Marthe Wéry

Belgisch kunstschilderes

Marthe Wéry (Etterbeek, 26 april 1930 - Brussel, 8 februari 2005) was een Belgische kunstenares.

Marthe Wéry
Plaats uw zelfgemaakte foto hier
Persoonsgegevens
Geboren Etterbeek, 26 april 1930
Overleden Stedelijk gebied Brussel, 8 februari 2005
RKD-profiel
Portaal  Portaalicoon   Kunst & Cultuur

Tijdens haar carrière van meer dan 50 jaar evolueerde ze van figuratieve naar abstracte, monochrome schilderkunst.[1] Na een minimalistische periode met geometrische schilderijen en repetitieve lijntekeningen, schakelde ze eind jaren ’70 over naar poëtische kleuren. Vanaf dan maakte ze vooral vierkante en rechthoekige monochrome werken, waarbij de presentatie in de ruimte belangrijk was.[2]

Haar werk wordt meestal geplaatst bij de fundamentele schilderkunst, een stroming die stelt dat schilderijen moeten uitdrukken wat ze zijn: pigmenten op een drager. Er wordt aandacht geschonken aan de materiële basiselementen van schilderkunst (drager, medium, textuur, kleur, pigment, lijn, lijst, etc.). Ook Wéry werkte meer dan vijftig jaar vanuit dit uitgangspunt.[3]

Wéry’s meest beoefende discipline was schilderkunst. Ze streefde ernaar de grenzen binnen het medium te verleggen. Haar oeuvre strekt zich echter uit over meerdere kunstdisciplines, naast schilderijen maakte ze ook tekeningen, grafisch werk en interieurontwerpen. Zelf maakte ze geen strak onderscheid en vond inspiratie in het combineren van technieken.[4]
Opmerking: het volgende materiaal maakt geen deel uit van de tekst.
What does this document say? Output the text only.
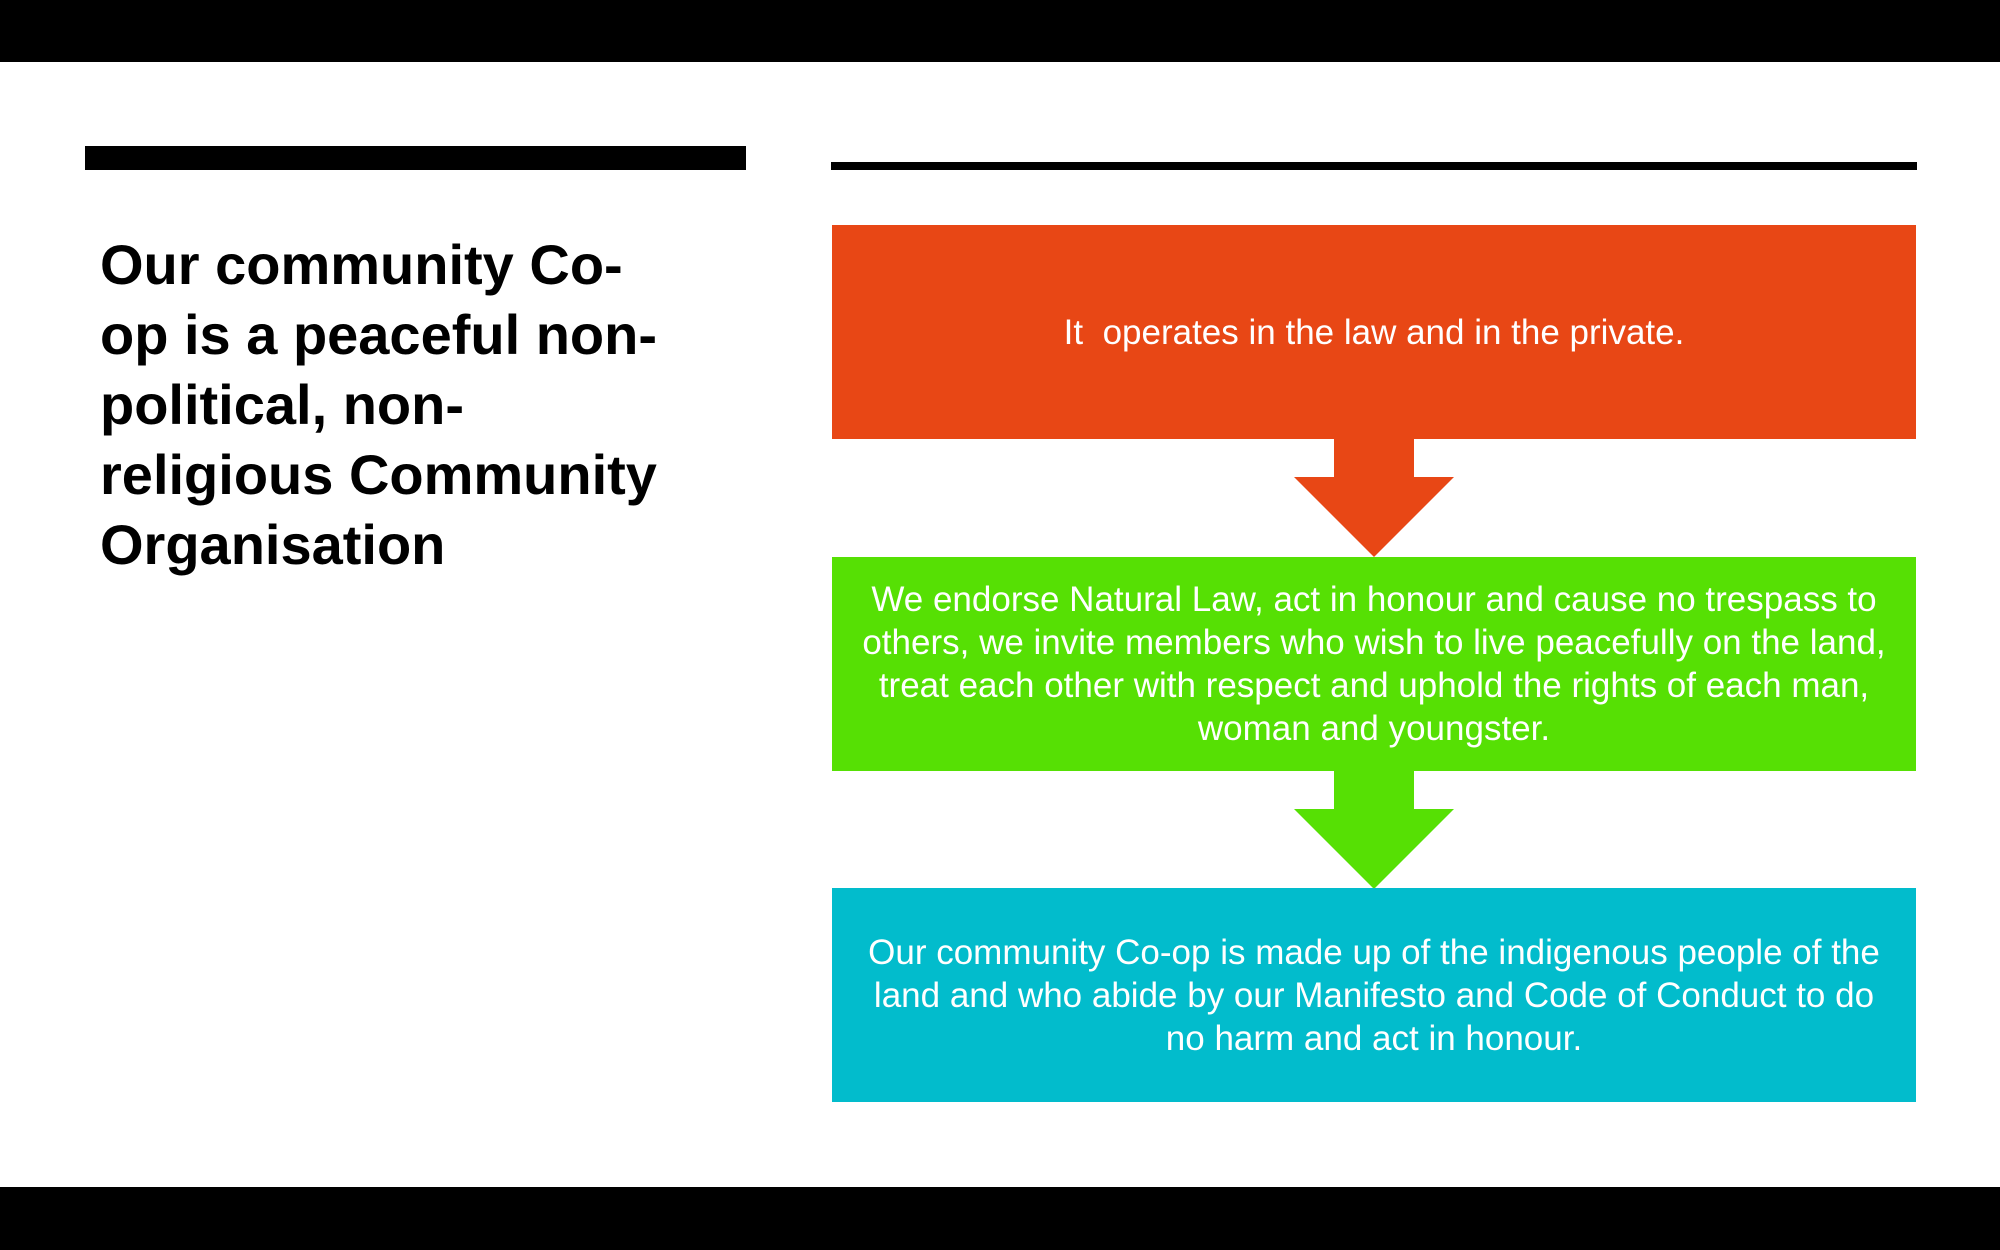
Our community Co-op is a peaceful non-political, non-religious Community Organisation
It  operates in the law and in the private.
We endorse Natural Law, act in honour and cause no trespass to others, we invite members who wish to live peacefully on the land, treat each other with respect and uphold the rights of each man, woman and youngster.
Our community Co-op is made up of the indigenous people of the land and who abide by our Manifesto and Code of Conduct to do no harm and act in honour.
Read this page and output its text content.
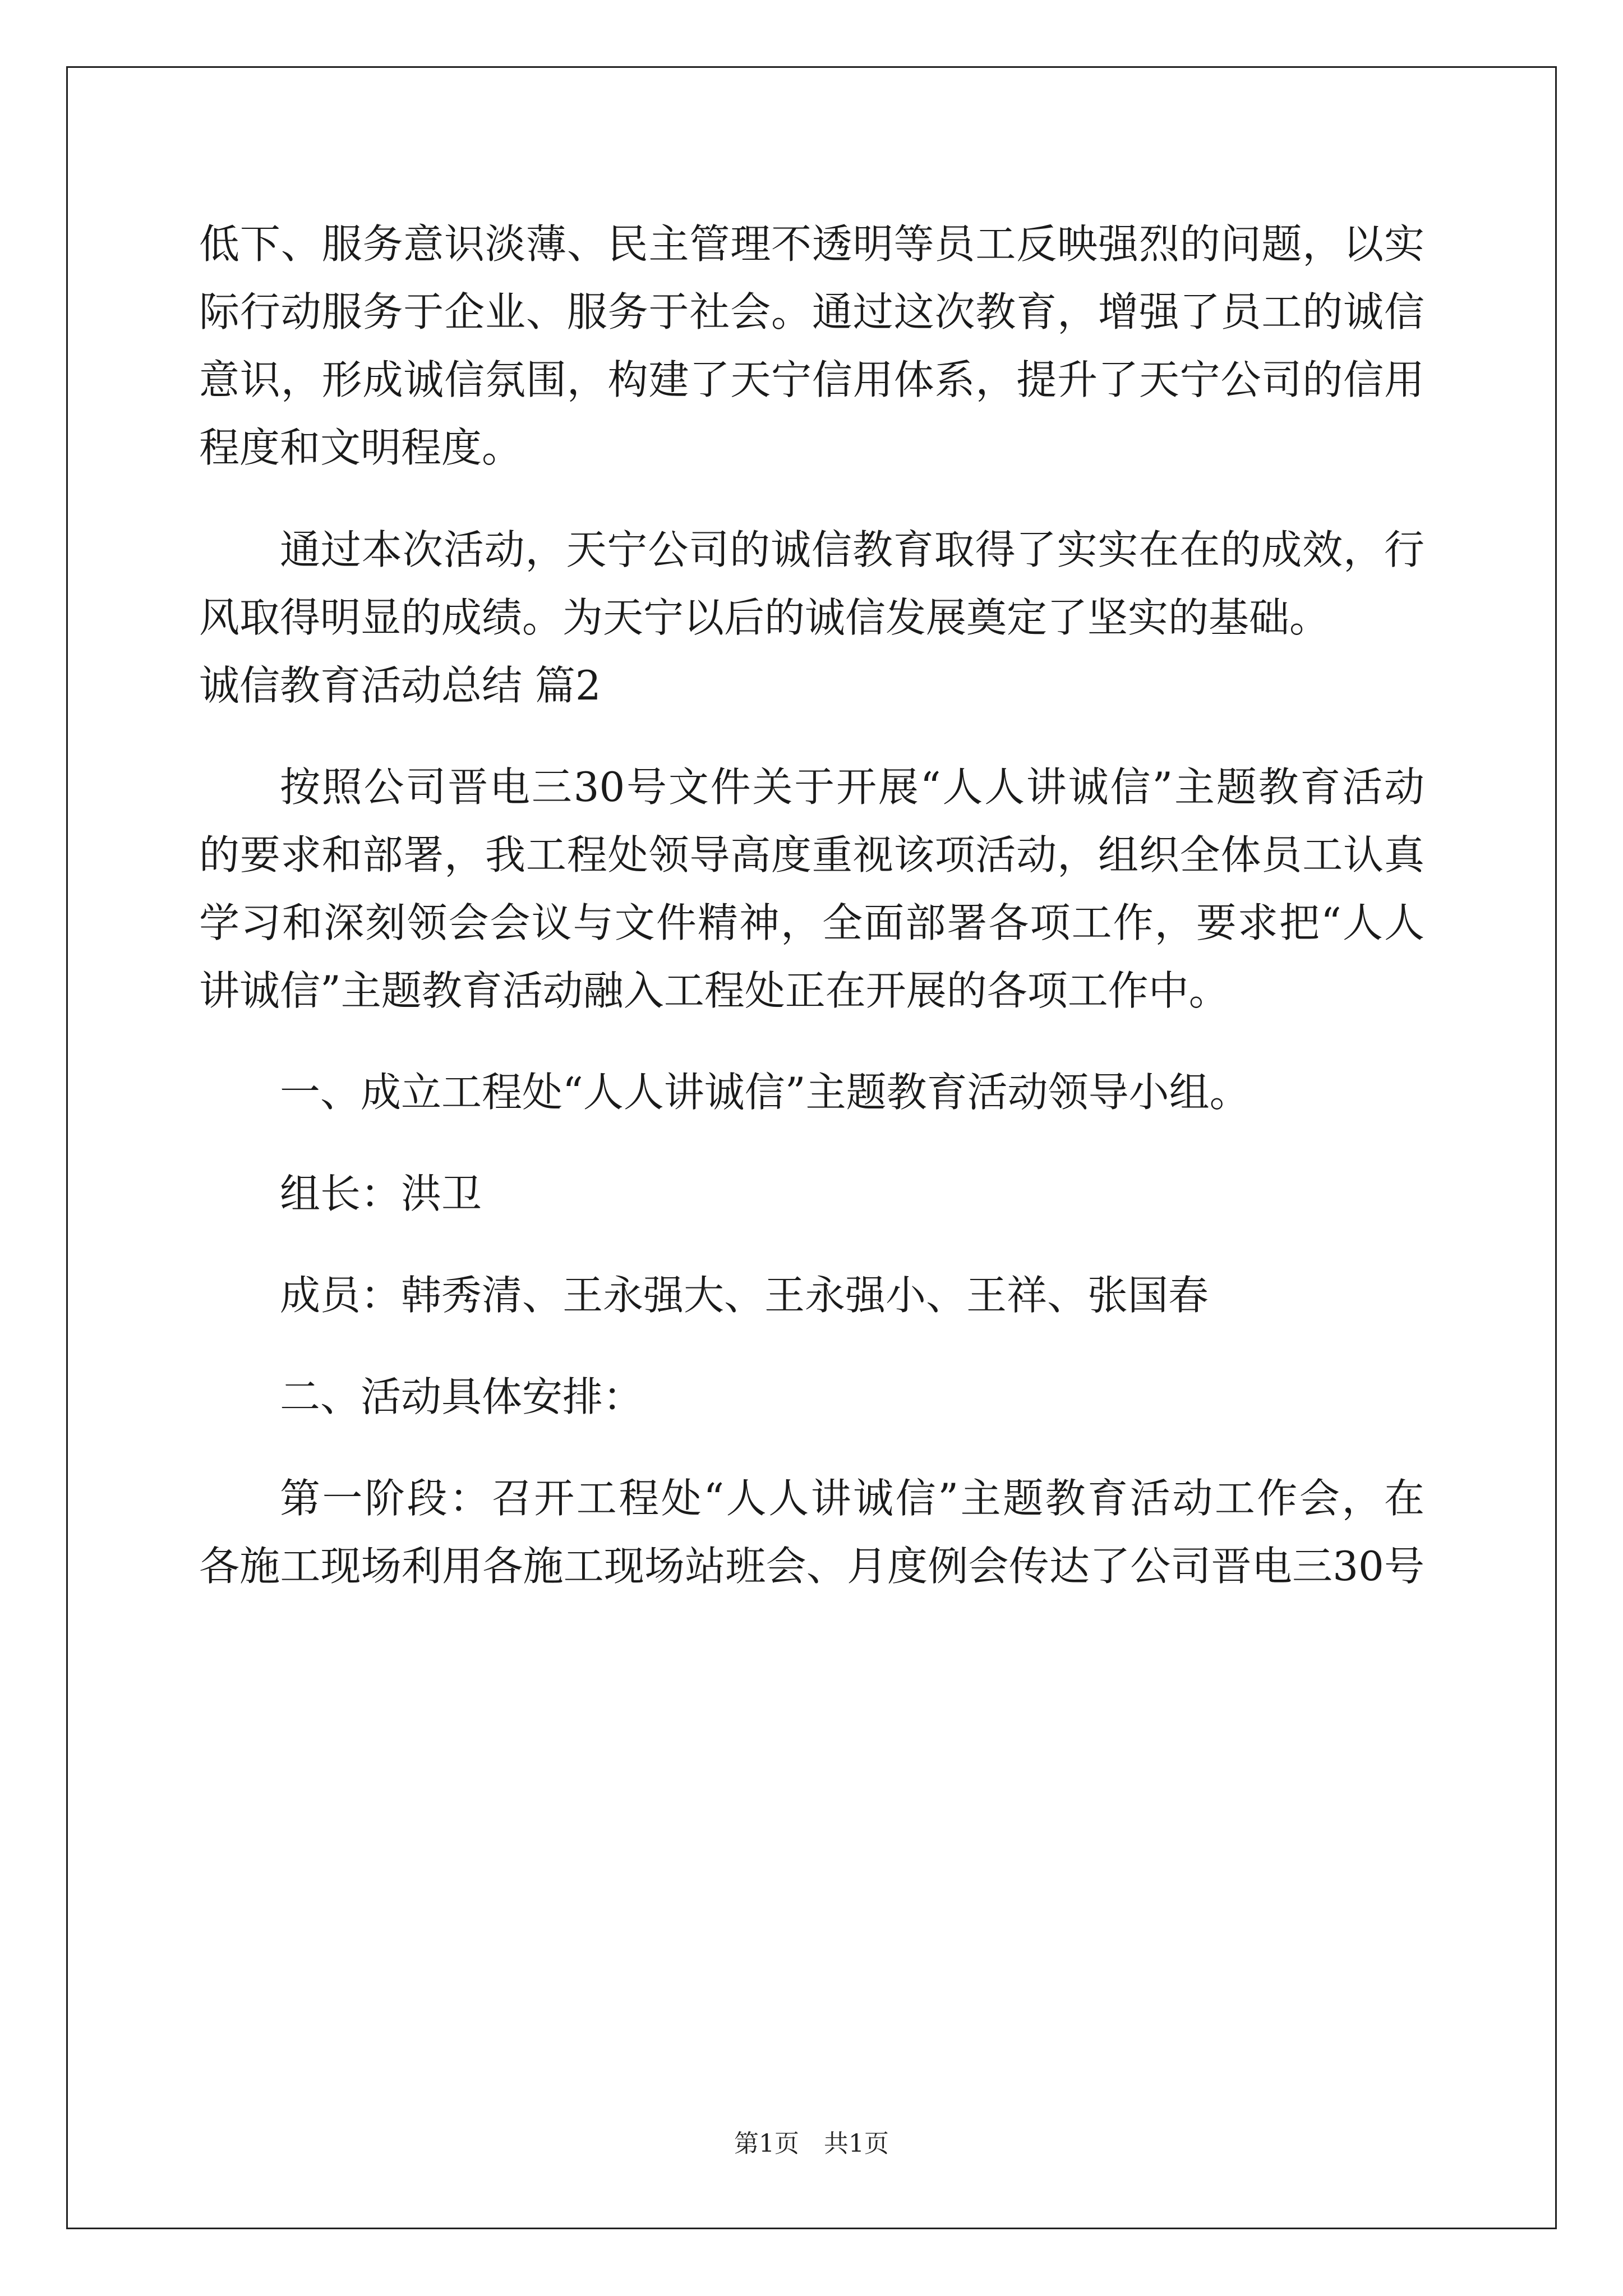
低下、服务意识淡薄、民主管理不透明等员工反映强烈的问题，以实
际行动服务于企业、服务于社会。通过这次教育，增强了员工的诚信
意识，形成诚信氛围，构建了天宁信用体系，提升了天宁公司的信用
程度和文明程度。
通过本次活动，天宁公司的诚信教育取得了实实在在的成效，行
风取得明显的成绩。为天宁以后的诚信发展奠定了坚实的基础。
诚信教育活动总结 篇2
按照公司晋电三30号文件关于开展“人人讲诚信”主题教育活动
的要求和部署，我工程处领导高度重视该项活动，组织全体员工认真
学习和深刻领会会议与文件精神，全面部署各项工作，要求把“人人
讲诚信”主题教育活动融入工程处正在开展的各项工作中。
一、成立工程处“人人讲诚信”主题教育活动领导小组。
组长：洪卫
成员：韩秀清、王永强大、王永强小、王祥、张国春
二、活动具体安排：
第一阶段：召开工程处“人人讲诚信”主题教育活动工作会，在
各施工现场利用各施工现场站班会、月度例会传达了公司晋电三30号
第1页　共1页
Van groot belang in haar praktijk was hoe de werken in relatie staan tot de toeschouwer, ruimtelijkheid, architectuur en licht. Wéry presenteerde haar werk op onconventionele manieren: liggend op de grond, gestapeld, op schragen, tegen de muur leunend, etc. Op die manier krijgen de tekeningen, grafische werken of schilderijen een sculpturale waarde, het worden installaties.[5]

Haar werk bevindt zich in collecties van privé-eigenaars, galeries en de meeste Belgische musea waaronder het BAM in Mons (Museum voor Schone kunsten), het MRBA in Brussel (Musées royaux des Beaux-Arts de Belgique), S.M.A.K. in Gent (Stedelijk Museum voor Actuele Kunst), M HKA in Antwerpen (Museum van Hedendaagse Kunst Antwerpen) en Mu.ZEE in Oostende. BPS22

(Musée d’art in Hainaut) bezit een groot deel van Wéry’s werk doordat de Provincie Henegouwen stelselmatig haar werk aankocht. In 2012 werd die collectie aangevuld met een schenking van de familie.[3]

Ook in het buitenland werd haar werk aangekocht, onder andere door Centre Pompidou en het MAM (Musée d’Art Moderne) in Parijs en door Kunstmuseum Den Haag in Nederland.[6]

Biografie bewerken

Privéleven bewerken

Marthe Wéry was getrouwd met Christian Debuyst (Wemmel, 1925 - Brussel, 2022).[7] Debuyst was professor criminologie aan de KU Leuven (Katholieke Universiteit Leuven).[8] Hij schreef regelmatig over het werk van zijn vrouw. Hierbij schonk hij aandacht aan haar minder bekende werk zoals haar tekeningen, onder andere in zijn boek Dessiner, écrire, penser. Marthe Wéry. Les dessins de la première période. 1952-1958 (2008).[9]

Op 8 februari 2005 overleed Wéry onverwacht aan een hartaderbreuk. Ze was 74 jaar oud en op het hoogtepunt van haar bekendheid.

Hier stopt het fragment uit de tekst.